Для чего я выдумала это одиночество?.. – Писать хотела! – Но что писать, для чего писать, кому нужно это писание?! Да и, наконец, что-нибудь более или менее живое выходит у меня только тогда, когда за стеной я чувствую жизнь, в которую каждую минуту могу погрузиться сама, почерпнуть сил из ее неиссякающего фонтана.

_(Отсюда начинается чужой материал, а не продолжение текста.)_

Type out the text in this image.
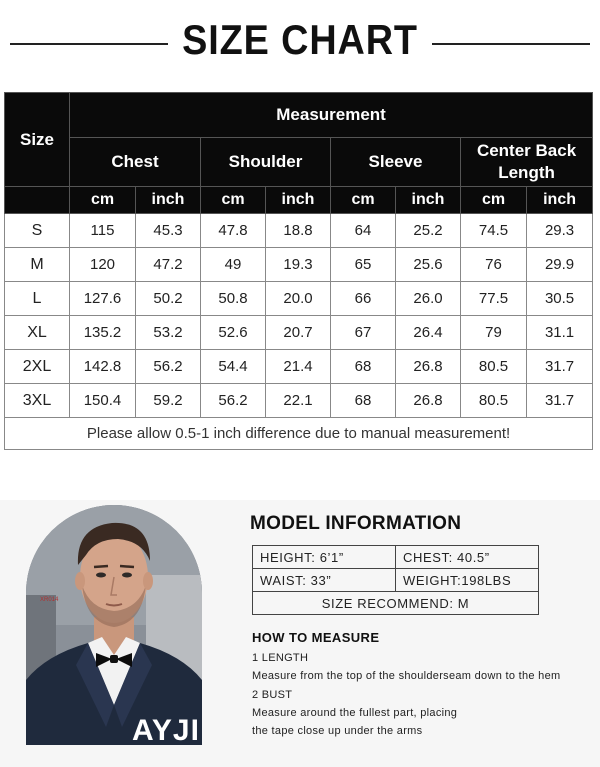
SIZE CHART
Size	Measurement							
	Chest		Shoulder		Sleeve		Center Back Length	
	cm	inch	cm	inch	cm	inch	cm	inch
S	115	45.3	47.8	18.8	64	25.2	74.5	29.3
M	120	47.2	49	19.3	65	25.6	76	29.9
L	127.6	50.2	50.8	20.0	66	26.0	77.5	30.5
XL	135.2	53.2	52.6	20.7	67	26.4	79	31.1
2XL	142.8	56.2	54.4	21.4	68	26.8	80.5	31.7
3XL	150.4	59.2	56.2	22.1	68	26.8	80.5	31.7
Please allow 0.5-1 inch difference due to manual measurement!								
AYJI
XR014
MODEL INFORMATION
HEIGHT: 6’1”	CHEST: 40.5”
WAIST: 33”	WEIGHT:198LBS
SIZE RECOMMEND: M	
HOW TO MEASURE
1 LENGTH
Measure from the top of the shoulderseam down to the hem
2 BUST
Measure around the fullest part, placing
the tape close up under the arms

Я не могу долго быть одна на одну с собой; я начинаю тогда хандрить и прихожу к taedium vitae благодаря постоянному созерцанию прелестей собственного ничтожества. Я теряю всякую способность работать, я теряю интерес ко всему и с каждым днем и часом все больше и больше отравляю себя ядом самоанализа, саморазрушения. То я думаю, что меня никто на свете не любит и я никому не нужна (да так оно, конечно, и есть, кроме мамы, которая в счет в данном случае не идет); то я думаю, что я совершенно бесполезный человек, то – что я полная бездарность и ничтожество, то… – и без конца «то», в результате чего – тоска, как змея, сосущая сердце. Я дохожу до того, что, не видя долго человеческого лица, теряю, наконец, всякое желание видеть кого бы то ни было, и если придет ко мне в это время кто-нибудь, даже тот, кому еще три дня назад я была бы несказанно рада, – я им тягочусь, мне не хочется говорить, его присутствие утомляет меня.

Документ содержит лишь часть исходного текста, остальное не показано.